Namun, Pasal 46 masih tercantum dalam naskah setebal 812 halaman yang dikirim DPR ke Setneg. Ketentuan pengubahan pasal itu sebelumnya tercantum dalam Pasal 40 angka 7.
Baca juga: Banyak Penolakan, Pemerintah Diminta Tunda Pemberlakuan UU Cipta Kerja
Supratman pun telah mengonsultasikan soal temuan Setneg itu kepada para kolega di Baleg. Ia memastikan pasal tersebut seharusnya tidak ada.
"Ternyata masih tercantum ayat (1) sampai (4). Karena tidak ada perubahan, oleh Setneg itu mengklarifikasi ke Baleg. Saya pastikan setelah berkonsultasi semua ke kawan-kawan itu benar seharusnya tidak ada," ucap Supratkan.
Sebelumnya, Menteri Sekretaris Negara (Mensesneg) Pratikno mengatakan, substansi draf UU Cipta Kerja setebal 1.187 halaman sama dengan yang diserahkan DPR RI kepada Presiden Joko Widodo.

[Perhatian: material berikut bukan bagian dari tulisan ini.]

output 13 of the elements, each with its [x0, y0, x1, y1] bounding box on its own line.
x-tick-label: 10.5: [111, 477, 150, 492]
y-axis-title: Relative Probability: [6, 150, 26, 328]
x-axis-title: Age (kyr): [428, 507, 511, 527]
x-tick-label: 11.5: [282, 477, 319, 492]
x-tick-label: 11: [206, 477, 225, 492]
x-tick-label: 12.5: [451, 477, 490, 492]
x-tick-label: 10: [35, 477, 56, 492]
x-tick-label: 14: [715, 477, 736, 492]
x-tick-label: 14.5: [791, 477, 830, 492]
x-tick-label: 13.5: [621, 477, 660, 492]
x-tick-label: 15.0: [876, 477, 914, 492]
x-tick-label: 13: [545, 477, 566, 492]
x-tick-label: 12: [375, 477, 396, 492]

Ia memastikan, tidak ada perubahan naskah UU Cipta Kerja.
"Substansi RUU Cipta Kerja dalam format yang disiapkan Kemensetneg (1.187 halaman) sama dengan naskah RUU Cipta Kerja yang disampaikan oleh DPR kepada Presiden," kata Pratikno dalam keterangan tertulis, Kamis (22/10/2020).

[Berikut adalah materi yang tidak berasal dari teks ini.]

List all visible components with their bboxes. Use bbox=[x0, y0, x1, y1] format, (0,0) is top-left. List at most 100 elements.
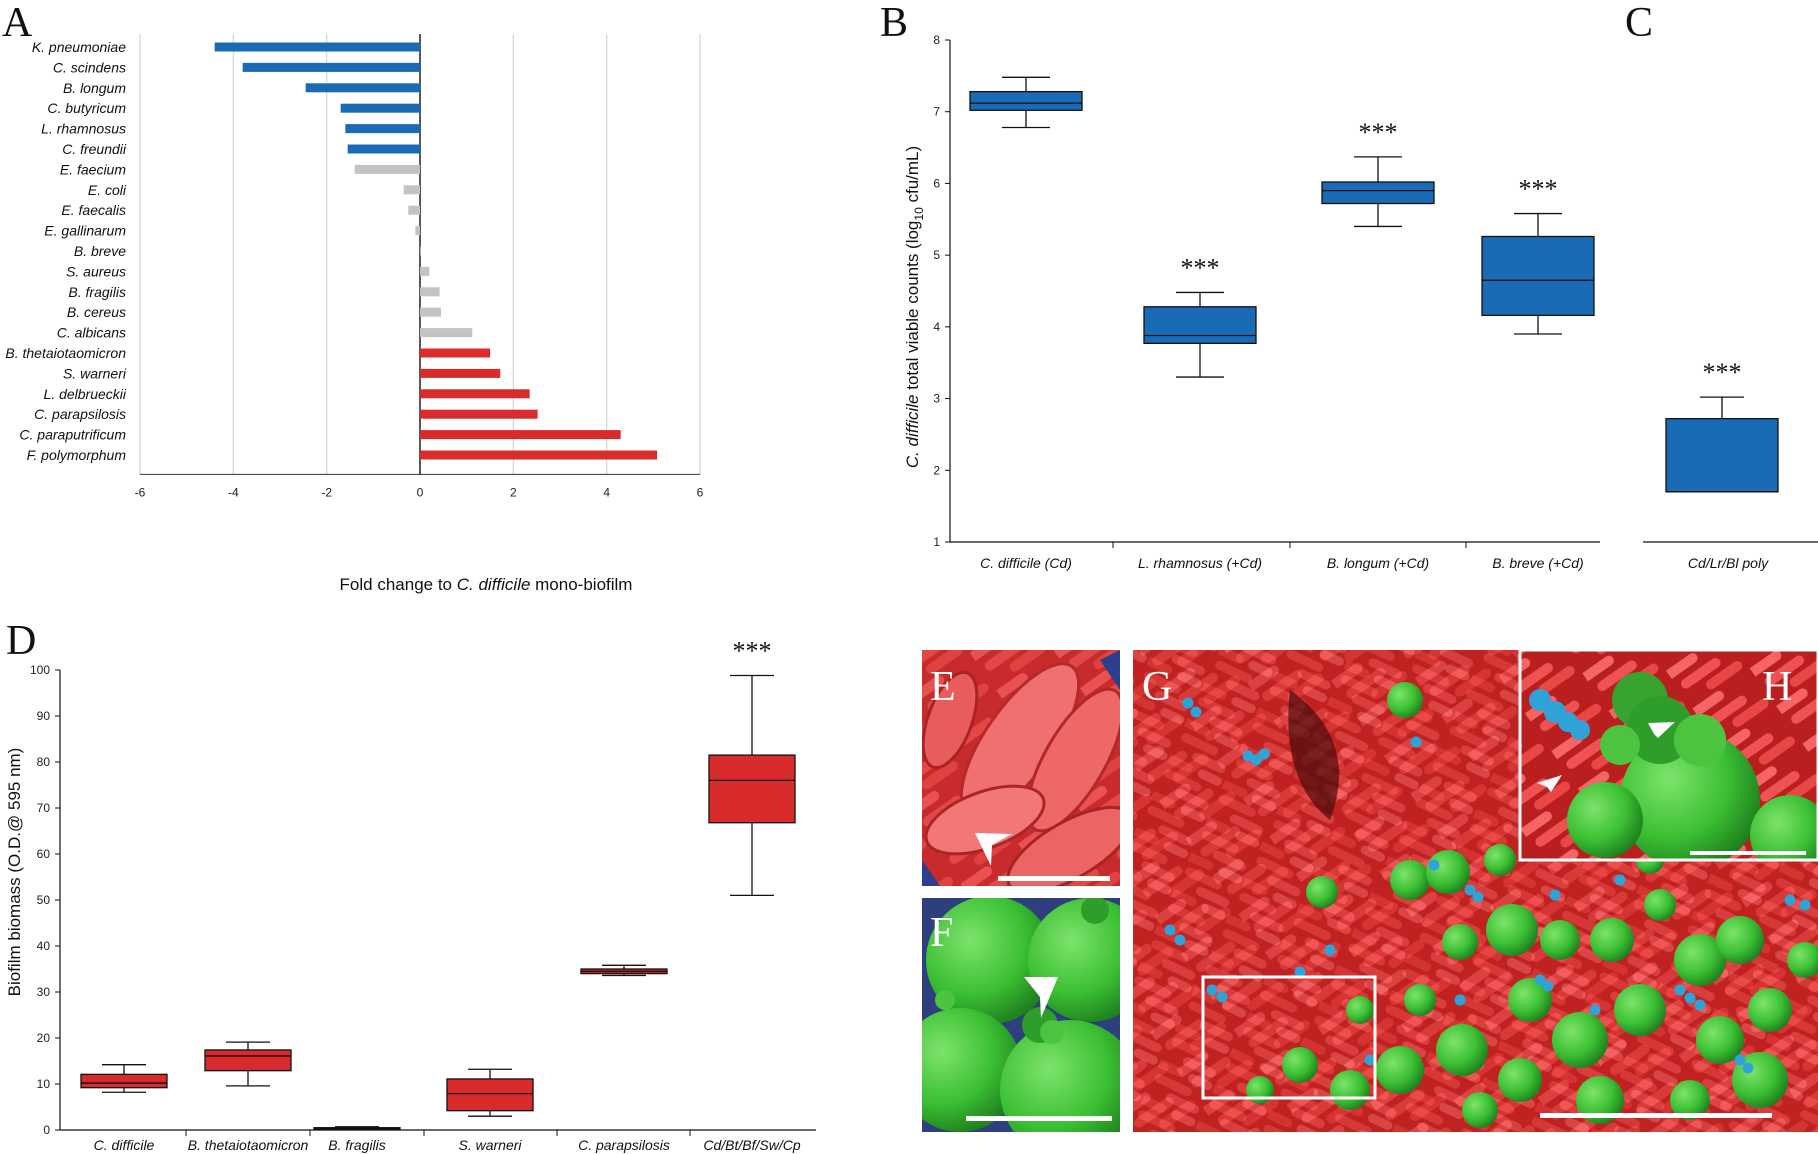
panel-a-bar bbox=[354, 164, 420, 174]
yeast-cell bbox=[1426, 850, 1470, 894]
coccus-cell bbox=[1190, 706, 1202, 718]
panel-d-category-label: C. parapsilosis bbox=[578, 1137, 670, 1153]
panel-a-category-label: L. rhamnosus bbox=[41, 121, 126, 137]
yeast-cell bbox=[1576, 1076, 1624, 1124]
panel-b-y-axis-label: C. difficile total viable counts (log10 … bbox=[903, 146, 926, 468]
panel-a-category-label: B. fragilis bbox=[68, 284, 126, 300]
panel-a-xlabel-suffix: mono-biofilm bbox=[530, 575, 632, 594]
panel-a-x-axis-label: Fold change to C. difficile mono-biofilm bbox=[340, 575, 633, 594]
box-iqr bbox=[1143, 306, 1257, 345]
panel-d-y-tick-label: 0 bbox=[43, 1123, 50, 1137]
coccus-cell bbox=[1684, 992, 1696, 1004]
panel-a-bar bbox=[420, 266, 430, 276]
box-iqr bbox=[1321, 181, 1435, 205]
scale-bar-h bbox=[1690, 851, 1806, 855]
panel-a-category-label: F. polymorphum bbox=[27, 447, 127, 463]
panel-d-y-tick-label: 90 bbox=[37, 709, 51, 723]
panel-d-category-label: S. warneri bbox=[458, 1137, 522, 1153]
yeast-cell bbox=[1306, 876, 1338, 908]
panel-d-y-tick-label: 30 bbox=[37, 985, 51, 999]
panel-d-y-tick-label: 20 bbox=[37, 1031, 51, 1045]
micrograph-f bbox=[922, 898, 1120, 1132]
panel-a-x-tick-label: 6 bbox=[697, 485, 704, 499]
panel-d-y-tick-label: 10 bbox=[37, 1077, 51, 1091]
coccus-cell bbox=[1549, 889, 1561, 901]
panel-a-category-label: B. thetaiotaomicron bbox=[5, 345, 126, 361]
yeast-cell bbox=[1540, 920, 1580, 960]
panel-b-y-tick-label: 7 bbox=[933, 105, 940, 119]
panel-label-f: F bbox=[930, 910, 953, 956]
coccus-cell bbox=[1614, 874, 1626, 886]
panel-a-category-label: E. faecium bbox=[60, 161, 126, 177]
panel-d-y-tick-label: 50 bbox=[37, 893, 51, 907]
coccus-cell bbox=[1534, 974, 1546, 986]
yeast-cell bbox=[1390, 860, 1430, 900]
yeast-cell bbox=[1670, 1080, 1710, 1120]
yeast-cell bbox=[1787, 942, 1818, 978]
coccus-cell bbox=[1250, 754, 1262, 766]
panel-d-category-label: Cd/Bt/Bf/Sw/Cp bbox=[703, 1137, 800, 1153]
yeast-cell bbox=[1404, 984, 1436, 1016]
panel-a-x-tick-label: -6 bbox=[135, 485, 146, 499]
coccus-cell bbox=[1410, 736, 1422, 748]
coccus-cell bbox=[1174, 934, 1186, 946]
scale-bar-g bbox=[1540, 1113, 1772, 1118]
box-iqr bbox=[1665, 418, 1779, 493]
panel-a-category-label: C. albicans bbox=[57, 325, 126, 341]
panel-a-x-tick-label: -4 bbox=[228, 485, 239, 499]
panel-label-g: G bbox=[1142, 664, 1172, 710]
panel-c-significance: *** bbox=[1703, 358, 1742, 387]
scale-bar-e bbox=[998, 876, 1110, 881]
yeast-cell bbox=[1486, 904, 1538, 956]
panel-d-y-tick-label: 80 bbox=[37, 755, 51, 769]
panel-a-bar bbox=[420, 328, 473, 338]
yeast-cell bbox=[1436, 1024, 1488, 1076]
panel-a-bar bbox=[420, 389, 530, 399]
coccus-cell bbox=[1589, 1004, 1601, 1016]
panel-a-category-label: C. paraputrificum bbox=[19, 427, 126, 443]
panel-label-c: C bbox=[1625, 0, 1653, 46]
panel-b-ylabel-sub: 10 bbox=[912, 207, 926, 221]
inset-h-border bbox=[1518, 648, 1818, 862]
yeast-cell bbox=[1484, 844, 1516, 876]
panel-a-category-label: C. freundii bbox=[62, 141, 127, 157]
panel-a-x-tick-label: 2 bbox=[510, 485, 517, 499]
panel-a-category-label: E. faecalis bbox=[61, 202, 126, 218]
panel-c-category-label: Cd/Lr/Bl poly bbox=[1688, 555, 1769, 571]
yeast-cell bbox=[1614, 984, 1666, 1036]
coccus-cell bbox=[1454, 994, 1466, 1006]
box-iqr bbox=[708, 754, 796, 824]
panel-a-bar bbox=[403, 185, 420, 195]
yeast-cell bbox=[1552, 1012, 1608, 1068]
panel-d-chart: 0 10 20 30 40 50 60 70 80 90 100 C. difficile B. the… bbox=[30, 637, 816, 1153]
panel-b-y-tick-label: 6 bbox=[933, 176, 940, 190]
coccus-cell bbox=[1674, 984, 1686, 996]
panel-a-bar bbox=[242, 62, 420, 72]
panel-a-category-label: B. cereus bbox=[67, 304, 126, 320]
box-iqr bbox=[204, 1049, 292, 1072]
panel-b-significance: *** bbox=[1181, 253, 1220, 282]
arrowhead-e-icon bbox=[975, 833, 1012, 866]
scale-bar-f bbox=[966, 1116, 1112, 1121]
panel-a-category-label: K. pneumoniae bbox=[32, 39, 126, 55]
micrograph-g-yeast-cells bbox=[1164, 682, 1818, 1128]
panel-label-d: D bbox=[6, 618, 36, 664]
yeast-cell bbox=[1387, 682, 1423, 718]
coccus-cell bbox=[1799, 899, 1811, 911]
panel-b-y-tick-label: 2 bbox=[933, 463, 940, 477]
panel-a-category-label: E. gallinarum bbox=[44, 223, 126, 239]
panel-d-category-label: B. fragilis bbox=[328, 1137, 386, 1153]
panel-a-x-tick-label: 4 bbox=[603, 485, 610, 499]
panel-b-y-tick-label: 8 bbox=[933, 33, 940, 47]
micrograph-e bbox=[922, 650, 1120, 886]
yeast-cell bbox=[1716, 916, 1764, 964]
coccus-cell bbox=[1428, 859, 1440, 871]
panel-b-category-label: C. difficile (Cd) bbox=[980, 555, 1072, 571]
coccus-cell bbox=[1784, 894, 1796, 906]
box-iqr bbox=[1481, 235, 1595, 317]
panel-a-xlabel-italic: C. difficile bbox=[457, 575, 531, 594]
panel-a-bar bbox=[347, 144, 420, 154]
panel-d-y-tick-label: 100 bbox=[30, 663, 50, 677]
coccus-cell bbox=[1206, 984, 1218, 996]
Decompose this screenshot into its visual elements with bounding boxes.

Baca juga: Istana: Substansi Naskah UU Cipta Kerja 1.187 Halaman Sama dengan yang Diserahkan DPR
Ia mengatakan, sebelum disampaikan kepada Presiden, setiap naskah RUU dilakukan penyuntingan dan pengecekan teknis terlebih dahulu oleh Kementerian Sekretariat Negara agar siap untuk diundangkan.
Setiap detail perbaikan teknis yang dilakukan, misalnya kesalahan penulisan dan lain-lain dilakukan atas persetujuan pihak DPR, yang dibuktikan dengan paraf Ketua Badan Legislasi (Baleg).
Adapun, tentang perbedaan jumlah halaman, Pratikno menilai, tak bisa digunakan untuk mengukur kesamaan dokumen. Kesamaan dokumen dengan menggunakan indikator jumlah halaman, hasilnya bisa tidak valid.
Baca juga: Jangka Waktu Pembahasan Aturan Turunan UU Cipta Kerja Dinilai Tak Realistis
"Sebab, naskah yang sama, yang diformat pada ukuran kertas yang berbeda, dengan margin yang berbeda dan font yang berbeda, akan menghasilkan jumlah halaman yang berbeda," tutur Pratikno.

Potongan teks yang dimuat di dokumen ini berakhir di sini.